The publication of the ICO report and Court of Appeal judgment, vindicated the legal action brought, confirming the grounds of challenge. The claim, which additionally provided evidence of sex discrimination in the approach taken, was funded by the Equality and Human Rights Commission.

‘Olivia’ said:

“My experience with the police and CPS was degrading and unlawful. I was raped by a stranger and the police demanded 7 years of irrelevant data from me that predated the rape. Infuriatingly, the police and CPS have repeatedly said to the press that they only pursue reasonable lines of enquiry. This is untrue. I hope now that other women won’t be subjected to these unlawful requests.”


 
‘Courtney’ said:  

“I welcome the announcement by the NPCC because for the first time I feel like there is hope that victims of sexual violence will no longer have to make the choice between privacy or justice as I did.  There was nothing consensual about these "consent forms" and it is a relief that the CPS and police have finally accepted that. I approach this announcement with some trepidation, however, as I have been so seriously hurt and let down by the criminal justice system in the past. I am concerned that just doing away with the forms won't necessarily improve practice. I look forward to the day when I may effectively hold my attacker accountable and make our streets more safe".

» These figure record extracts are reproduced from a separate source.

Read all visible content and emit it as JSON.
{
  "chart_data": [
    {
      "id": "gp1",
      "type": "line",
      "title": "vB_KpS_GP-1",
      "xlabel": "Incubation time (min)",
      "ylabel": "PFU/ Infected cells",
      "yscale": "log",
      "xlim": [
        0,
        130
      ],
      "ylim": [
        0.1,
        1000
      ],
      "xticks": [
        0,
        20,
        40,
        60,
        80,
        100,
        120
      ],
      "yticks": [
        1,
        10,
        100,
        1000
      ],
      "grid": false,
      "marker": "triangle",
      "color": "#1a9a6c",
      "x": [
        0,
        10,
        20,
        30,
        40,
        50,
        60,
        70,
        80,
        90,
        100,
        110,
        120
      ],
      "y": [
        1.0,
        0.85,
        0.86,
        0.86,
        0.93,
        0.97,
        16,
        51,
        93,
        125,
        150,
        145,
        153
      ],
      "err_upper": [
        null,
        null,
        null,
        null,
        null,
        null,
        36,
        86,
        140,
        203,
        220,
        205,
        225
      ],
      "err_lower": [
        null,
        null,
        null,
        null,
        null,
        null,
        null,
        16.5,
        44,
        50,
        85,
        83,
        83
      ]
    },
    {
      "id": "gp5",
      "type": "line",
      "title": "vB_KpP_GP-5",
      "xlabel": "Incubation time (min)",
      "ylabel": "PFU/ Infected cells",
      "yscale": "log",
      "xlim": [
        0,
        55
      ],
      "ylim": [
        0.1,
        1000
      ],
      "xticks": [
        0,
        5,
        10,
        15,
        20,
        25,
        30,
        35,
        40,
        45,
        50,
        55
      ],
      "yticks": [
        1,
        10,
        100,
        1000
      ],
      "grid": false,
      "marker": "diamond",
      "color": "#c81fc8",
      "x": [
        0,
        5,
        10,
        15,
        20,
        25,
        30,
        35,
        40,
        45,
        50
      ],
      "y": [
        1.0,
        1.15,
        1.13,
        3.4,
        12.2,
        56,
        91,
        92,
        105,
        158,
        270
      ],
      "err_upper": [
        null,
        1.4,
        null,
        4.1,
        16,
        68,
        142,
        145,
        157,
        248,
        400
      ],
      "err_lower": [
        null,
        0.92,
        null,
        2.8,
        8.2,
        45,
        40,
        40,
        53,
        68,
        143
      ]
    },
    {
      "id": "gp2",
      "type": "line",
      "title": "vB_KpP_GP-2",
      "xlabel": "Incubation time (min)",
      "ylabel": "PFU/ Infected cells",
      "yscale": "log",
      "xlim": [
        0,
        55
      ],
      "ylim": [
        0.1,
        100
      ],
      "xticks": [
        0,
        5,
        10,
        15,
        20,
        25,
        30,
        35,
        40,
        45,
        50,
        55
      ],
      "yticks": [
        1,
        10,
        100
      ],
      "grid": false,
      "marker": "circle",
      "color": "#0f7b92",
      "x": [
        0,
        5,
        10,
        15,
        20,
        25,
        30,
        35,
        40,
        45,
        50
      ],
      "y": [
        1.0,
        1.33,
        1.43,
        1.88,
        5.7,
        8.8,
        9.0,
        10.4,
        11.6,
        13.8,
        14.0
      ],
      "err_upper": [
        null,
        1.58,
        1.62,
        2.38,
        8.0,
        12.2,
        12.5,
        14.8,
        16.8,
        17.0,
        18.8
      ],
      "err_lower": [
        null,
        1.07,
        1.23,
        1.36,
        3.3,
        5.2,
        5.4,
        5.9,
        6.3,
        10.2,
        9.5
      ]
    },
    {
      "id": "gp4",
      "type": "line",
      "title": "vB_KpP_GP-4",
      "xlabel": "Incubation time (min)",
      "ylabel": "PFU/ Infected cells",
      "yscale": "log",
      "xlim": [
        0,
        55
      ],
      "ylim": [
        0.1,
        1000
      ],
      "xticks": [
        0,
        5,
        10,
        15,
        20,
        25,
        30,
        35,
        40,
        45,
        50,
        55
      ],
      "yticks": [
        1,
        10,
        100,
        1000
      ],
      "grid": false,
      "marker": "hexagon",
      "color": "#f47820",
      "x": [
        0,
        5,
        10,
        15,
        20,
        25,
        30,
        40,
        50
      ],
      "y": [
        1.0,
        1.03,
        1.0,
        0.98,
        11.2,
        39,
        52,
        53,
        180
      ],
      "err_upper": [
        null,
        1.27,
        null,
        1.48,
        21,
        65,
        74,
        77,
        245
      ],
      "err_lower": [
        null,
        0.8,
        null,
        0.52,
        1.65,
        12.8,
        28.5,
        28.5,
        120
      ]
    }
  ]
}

Harriet Wistrich, director of CWJ said,

“we are relieved that these forms have finally been withdrawn from use, but they should never have been used in the first place. Their effect has been to delay rape cases and deter many victims from coming forward or continuing with their cases. We will work with the defendants to ensure something fair and proportionate is put in its place.”


Silkie Carlo, director of Big Brother Watch, who have provided evidence to support the legal challenge and published ‘Digital Strip search’, said

“This u-turn on digital strip searches is a huge success for our groups, the two women who bravely took on this legal challenge, and the thousands of people who signed our petition. These forms entrenched an intrusive and unlawful policy of digital interrogations that obstructed justice for thousands of people. “


EHRC chief executive office, Rebecca Hilsenrath, said:
 
“Digital data extraction forms are an invasion of privacy at a time when victims of crime are at their most vulnerable. There is no evidence that they are necessary in building a case. As they are predominantly applied to survivors of rape or sexual assault, they disproportionately impact on women and act as a discriminatory barrier to justice."

“We are proud to have assisted in the challenge by two brave claimants who brought this issue to the fore with the Centre for Women’s Justice. We welcome the decision from the National Police Chief’s Council and hope it leads to improving confidence in the justice system on the part of survivors of sexual assault.”